Prostitusi online di Indonesia bukan hal yang mudah untuk diberantas dan di tuntaskan jika sanksi yang berlaku tidak membuat jera. Kementerian Sosial pada 2018 lalu menyatakan Indonesia merupakan negara dengan jumlah lokalisasi paling banyak di dunia dan ini bukan hal yang patut kita banggakan. Karena hal ini menunjukkan bahwa praktik prostitusi di Indonesia sebenarnya sudah banyak dilakukan sejak lama. Koordinator Nasional Organisasi Perubahan Sosial Indonesia mengatakan bahwa estimasi jumlah pekerja seks perempuan di Indonesia sekitar 230.000 orang pada tahun 2019.

Cengkeraman Sekularisme

Sekulerisme adalah pemahaman pemisahan agama dari kehidupan yang merupakan asas dari sistem kapitalisme yang hari ini diterapkan di negeri ini.

Dikutip dari muslimahnews.id. pengamat sosial politik Ustadz Iwan Januar memandang, tidak ada sanksi hukum bagi pelaku prostitusi  di negara yang mayoritas berpenduduk Islam ini karena cengkeraman  sekularisme. “Indonesia ini sudah lama dicengkeram oleh asas sekulerisme, yakni pemisahan agama dari kehidupan. Prostitusi terus marak karena tidak ada sanksi pidana yang bisa jerat mereka. Tidak ada sanksi yang melindungi masyarakat, dan ditakuti oleh para pelaku,” tuturnya.

Iwan mengatakan Kitab Undang-undang Hukum Pidana (KUHP) tidak memuat sanksi pidana bagi pekerja seks komersial (PSK) dan pengguna jasa PSK. “KUHP hanya memidanakan orang memfasilitasi atau yang mencari keuntungan dari pelacuran, alias para mucikari. Ini yang menyebabkan polisi melepas korban dan para PSK,” ujarnya.

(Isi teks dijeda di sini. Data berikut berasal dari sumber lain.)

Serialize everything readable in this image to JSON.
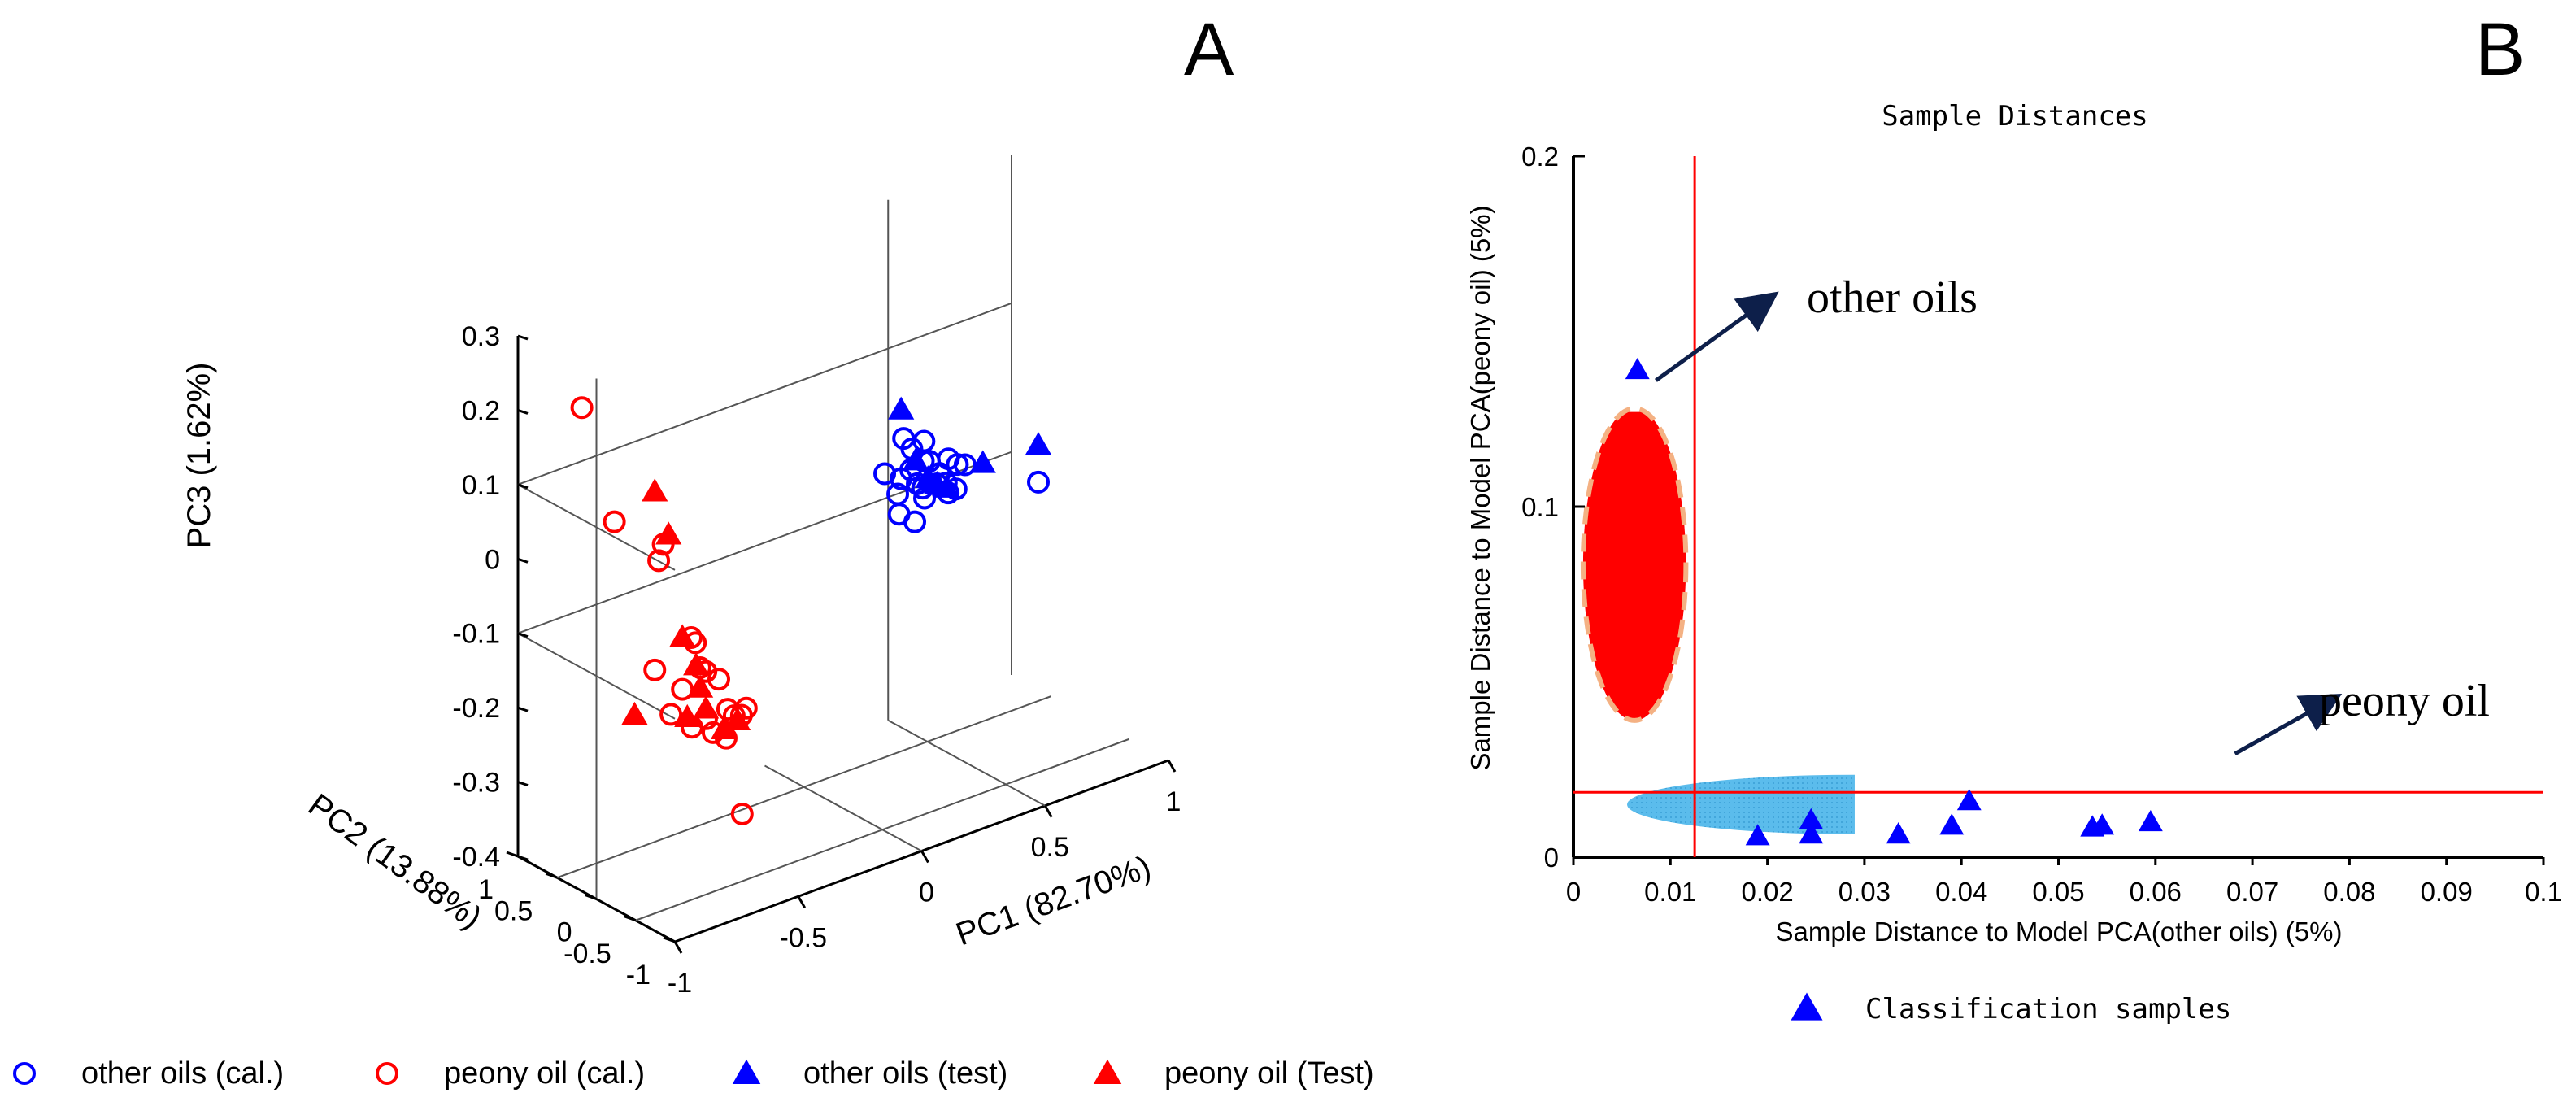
{
  "chart_data": [
    {
      "panel_label": "A",
      "type": "scatter",
      "title": "",
      "axes": {
        "x": {
          "label": "PC1 (82.70%)",
          "range": [
            -1,
            1
          ],
          "ticks": [
            "-1",
            "-0.5",
            "0",
            "0.5",
            "1"
          ]
        },
        "y": {
          "label": "PC2 (13.88%)",
          "range": [
            -1,
            1
          ],
          "ticks": [
            "1",
            "0.5",
            "0",
            "-0.5",
            "-1"
          ]
        },
        "z": {
          "label": "PC3 (1.62%)",
          "range": [
            -0.4,
            0.3
          ],
          "ticks": [
            "0.3",
            "0.2",
            "0.1",
            "0",
            "-0.1",
            "-0.2",
            "-0.3",
            "-0.4"
          ]
        }
      },
      "legend": {
        "position": "bottom",
        "entries": [
          {
            "label": "other oils (cal.)",
            "marker": "circle-open",
            "color": "#0000ff"
          },
          {
            "label": "peony oil (cal.)",
            "marker": "circle-open",
            "color": "#ff0000"
          },
          {
            "label": "other oils (test)",
            "marker": "triangle-filled",
            "color": "#0000ff"
          },
          {
            "label": "peony oil (Test)",
            "marker": "triangle-filled",
            "color": "#ff0000"
          }
        ]
      },
      "series": [
        {
          "name": "other oils (cal.)",
          "color": "#0000ff",
          "marker": "circle-open",
          "points": [
            [
              0.25,
              0.05,
              0.01
            ],
            [
              0.28,
              0.02,
              0.02
            ],
            [
              0.3,
              0.0,
              0.0
            ],
            [
              0.32,
              -0.03,
              -0.02
            ],
            [
              0.35,
              0.08,
              0.02
            ],
            [
              0.38,
              0.0,
              -0.01
            ],
            [
              0.4,
              0.03,
              0.0
            ],
            [
              0.27,
              0.08,
              0.06
            ],
            [
              0.33,
              -0.06,
              0.03
            ],
            [
              0.42,
              -0.02,
              0.02
            ],
            [
              0.45,
              -0.04,
              0.01
            ],
            [
              0.22,
              -0.02,
              -0.03
            ],
            [
              0.36,
              0.12,
              -0.02
            ],
            [
              0.47,
              0.04,
              -0.03
            ],
            [
              0.31,
              0.1,
              0.04
            ],
            [
              0.24,
              0.06,
              -0.01
            ],
            [
              0.4,
              -0.08,
              -0.02
            ],
            [
              0.29,
              0.0,
              -0.05
            ],
            [
              0.5,
              0.02,
              0.0
            ],
            [
              0.2,
              0.1,
              0.02
            ],
            [
              0.34,
              0.04,
              0.05
            ],
            [
              0.44,
              0.07,
              -0.02
            ],
            [
              0.6,
              -0.6,
              0.0
            ]
          ]
        },
        {
          "name": "peony oil (cal.)",
          "color": "#ff0000",
          "marker": "circle-open",
          "points": [
            [
              -0.9,
              0.5,
              0.22
            ],
            [
              -0.8,
              0.4,
              0.06
            ],
            [
              -0.65,
              0.25,
              0.02
            ],
            [
              -0.6,
              0.05,
              -0.1
            ],
            [
              -0.58,
              0.0,
              -0.14
            ],
            [
              -0.55,
              0.02,
              -0.15
            ],
            [
              -0.62,
              0.1,
              -0.17
            ],
            [
              -0.52,
              -0.05,
              -0.16
            ],
            [
              -0.5,
              -0.1,
              -0.2
            ],
            [
              -0.56,
              -0.02,
              -0.21
            ],
            [
              -0.6,
              0.04,
              -0.22
            ],
            [
              -0.48,
              -0.12,
              -0.21
            ],
            [
              -0.54,
              -0.04,
              -0.23
            ],
            [
              -0.5,
              -0.08,
              -0.24
            ],
            [
              -0.46,
              -0.15,
              -0.21
            ],
            [
              -0.66,
              0.12,
              -0.2
            ],
            [
              -0.45,
              -0.18,
              -0.2
            ],
            [
              -0.7,
              0.2,
              -0.14
            ],
            [
              -0.7,
              0.15,
              0.01
            ],
            [
              -0.6,
              -0.6,
              -0.3
            ],
            [
              -0.58,
              0.06,
              -0.11
            ]
          ]
        },
        {
          "name": "other oils (test)",
          "color": "#0000ff",
          "marker": "triangle-filled",
          "points": [
            [
              0.26,
              0.08,
              0.1
            ],
            [
              0.3,
              0.02,
              0.03
            ],
            [
              0.35,
              0.02,
              0.0
            ],
            [
              0.38,
              0.0,
              -0.01
            ],
            [
              0.42,
              0.0,
              -0.02
            ],
            [
              0.55,
              -0.05,
              0.0
            ],
            [
              0.6,
              -0.6,
              0.05
            ]
          ]
        },
        {
          "name": "peony oil (Test)",
          "color": "#ff0000",
          "marker": "triangle-filled",
          "points": [
            [
              -0.7,
              0.2,
              0.1
            ],
            [
              -0.66,
              0.15,
              0.04
            ],
            [
              -0.62,
              0.1,
              -0.1
            ],
            [
              -0.58,
              0.05,
              -0.14
            ],
            [
              -0.57,
              0.03,
              -0.17
            ],
            [
              -0.55,
              0.02,
              -0.2
            ],
            [
              -0.6,
              0.1,
              -0.21
            ],
            [
              -0.5,
              -0.05,
              -0.23
            ],
            [
              -0.46,
              -0.1,
              -0.22
            ],
            [
              -0.75,
              0.3,
              -0.2
            ]
          ]
        }
      ]
    },
    {
      "panel_label": "B",
      "type": "scatter",
      "title": "Sample Distances",
      "xlabel": "Sample Distance to Model PCA(other oils) (5%)",
      "ylabel": "Sample Distance to Model PCA(peony oil) (5%)",
      "xlim": [
        0,
        0.1
      ],
      "ylim": [
        0,
        0.2
      ],
      "xticks": [
        "0",
        "0.01",
        "0.02",
        "0.03",
        "0.04",
        "0.05",
        "0.06",
        "0.07",
        "0.08",
        "0.09",
        "0.1"
      ],
      "yticks": [
        "0",
        "0.1",
        "0.2"
      ],
      "grid": false,
      "thresholds": {
        "x": 0.0125,
        "y": 0.0185,
        "color": "#ff0000"
      },
      "regions": [
        {
          "name": "peony oil region",
          "shape": "ellipse",
          "center": [
            0.0063,
            0.0835
          ],
          "radius": [
            0.0053,
            0.0445
          ],
          "fill": "#ff0000",
          "dashed_outline": "#f4b183",
          "fill_top": 0.127
        },
        {
          "name": "other oils region",
          "shape": "half-ellipse",
          "center": [
            0.029,
            0.015
          ],
          "radius": [
            0.0235,
            0.0085
          ],
          "fill": "#5bbcec",
          "dotted": true
        }
      ],
      "series": [
        {
          "name": "Classification samples",
          "color": "#0000ff",
          "marker": "triangle-filled",
          "points": [
            [
              0.0066,
              0.139
            ],
            [
              0.019,
              0.006
            ],
            [
              0.0245,
              0.0105
            ],
            [
              0.0245,
              0.0065
            ],
            [
              0.0335,
              0.0065
            ],
            [
              0.039,
              0.009
            ],
            [
              0.0408,
              0.016
            ],
            [
              0.0535,
              0.0085
            ],
            [
              0.0545,
              0.009
            ],
            [
              0.0595,
              0.01
            ]
          ]
        }
      ],
      "annotations": [
        {
          "text": "other oils",
          "arrow_from": [
            0.0085,
            0.136
          ],
          "arrow_to": [
            0.0205,
            0.16
          ]
        },
        {
          "text": "peony oil",
          "arrow_from": [
            0.0682,
            0.0295
          ],
          "arrow_to": [
            0.0785,
            0.0455
          ]
        }
      ],
      "legend": {
        "position": "bottom",
        "entries": [
          {
            "label": "Classification samples",
            "marker": "triangle-filled",
            "color": "#0000ff"
          }
        ]
      }
    }
  ]
}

Berlakunya sistem kapitalisme yang ber-asaskan  sekulerisme di negeri ini menjadikan sanksi-sanksi yang berlaku tidak menjerakan, serta membuat orang tua dan masyarakat hanya fokus pada materi lalu mengabaikan peran mereka dalam melindungi anak, dan dirinya sendiri serta menjauhkan mereka dari nilai-nilai agama. Sehingga kerusakan-kerusakan dalam masyarakat senantiasa terjadi. Begitulah problematika bercabang akibat diterapkannya sistem yang diciptakan oleh hawa nafsu manusia.

Islam Memandang Prostitusi

Dalam pandangan Islam semua jenis prostitusi adalah haram dan wajib dihukum sesuai dengan hukum Allah Swt. Baik PSK maupun orang yang memanfaatkan jasa mereka diancam dua hukuman yakni sanksi jilid bila belum menikah, atau rajam bila sudah menikah. Adapun orang yang terlibat dalam lingkaran prostitusi seperti mucikari, menurut Ustadz Iwan Januar bisa diancam dengan hukuman berat berupa takzir yang ditentukan oleh pengadilan.

Dalam pandangan Islam, sanksi yang diberlakukan bertujuan untuk mecegah terjadinya kasus prostitusi berlanjut, serta menghapus dosa pelaku di dunia. Sanksi yang berlaku dalam Islam ini tidak bisa dibeli dengan uang, karena berkaitan dengan dosa dan sanksi ini memberikan efek jera bagi manusia.

Oleh karena itu, tidak ada sistem terbaik selain sistem Islam yang merupakan sistem ciptaan Pencipta manusia dan alam semesta ini yaitu Allah Swt. Marilah kita menyerukan kepada umat manusia agar kembali kepada Islam, menyelamatkan umat manusia dari kerusakan-kerusakan akibat hawa nafsu mereka sendiri. Wallahu a'lam bishawab.